The Python SDK bundles a default Jieba dictionary — the Jieba tokenizer works out of the box with no extra configuration. You only need to set jieba_dict_dir if you want to use a custom dictionary.
zvec.FtsIndexParam(
tokenizer_name="jieba",
filters=["lowercase"],
extra_params='{"jieba_dict_dir": "/path/to/jieba/dict"}',
)Configuration (via extra_params JSON):
| Key | Type | Default | Description |
|---|---|---|---|
jieba_dict_dir | str | — | Directory containing jieba.dict.utf8 and hmm_model.utf8. Can also be set via ZVEC_JIEBA_DICT_DIR environment variable. |
user_dict_path | str | — | Path to a custom user dictionary file. |
cut_mode | str | "search" | Segmentation mode: "search" (fine-grained, recommended for search), "mix", "full", or "hmm". See cppjieba documentation for details on each mode. |
jieba_dict_dir resolution order (first non-empty value wins):
- Per-field
extra_paramsinFtsIndexParam ZVEC_JIEBA_DICT_DIRenvironment variable- Global default set via
zvec.init(jieba_dict_dir=...)orzvec.set_default_jieba_dict_dir() - Built-in dictionary bundled with the Python SDK (set automatically on
import zvec)
Token Filters
Token filters are applied in sequence after tokenization.

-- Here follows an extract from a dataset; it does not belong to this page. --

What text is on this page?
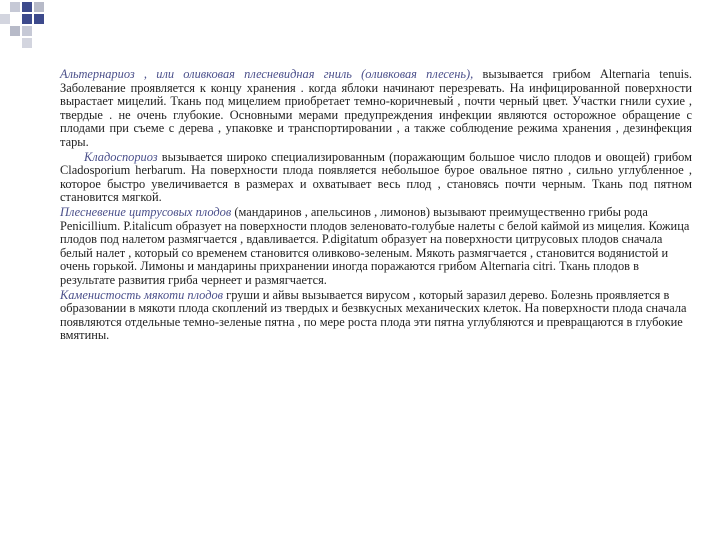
Альтернариоз , или оливковая плесневидная гниль (оливковая плесень), вызывается грибом Alternaria tenuis. Заболевание проявляется к концу хранения . когда яблоки начинают перезревать. На инфицированной поверхности вырастает мицелий. Ткань под мицелием приобретает темно-коричневый , почти черный цвет. Участки гнили сухие , твердые . не очень глубокие. Основными мерами предупреждения инфекции являются осторожное обращение с плодами при съеме с дерева , упаковке и транспортировании , а также соблюдение режима хранения , дезинфекция тары.

Кладоспориоз вызывается широко специализированным (поражающим большое число плодов и овощей) грибом Cladosporium herbarum. На поверхности плода появляется небольшое бурое овальное пятно , сильно углубленное , которое быстро увеличивается в размерах и охватывает весь плод , становясь почти черным. Ткань под пятном становится мягкой.

Плесневение цитрусовых плодов (мандаринов , апельсинов , лимонов) вызывают преимущественно грибы рода Penicillium. P.italicum образует на поверхности плодов зеленовато-голубые налеты с белой каймой из мицелия. Кожица плодов под налетом размягчается , вдавливается. P.digitatum образует на поверхности цитрусовых плодов сначала белый налет , который со временем становится оливково-зеленым. Мякоть размягчается , становится водянистой и очень горькой. Лимоны и мандарины прихранении иногда поражаются грибом Alternaria citri. Ткань плодов в результате развития гриба чернеет и размягчается.

Каменистость мякоти плодов груши и айвы вызывается вирусом , который заразил дерево. Болезнь проявляется в образовании в мякоти плода скоплений из твердых и безвкусных механических клеток. На поверхности плода сначала появляются отдельные темно-зеленые пятна , по мере роста плода эти пятна углубляются и превращаются в глубокие вмятины.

Currently, only one filter is available:
| Filter | Description |
|---|---|
"lowercase" | Converts all tokens to ASCII lowercase. |
Constraints
- FTS and vector search are mutually exclusive within one query route — a single
Query/ZVecQueryshould not set bothftsandvector/id. query_stringandmatch_stringare mutually exclusive in a singleFtsobject.- FTS fields do not support alter column.
- Leading negation (
NOT termor standalone-term) is not supported — at least one positive term is required.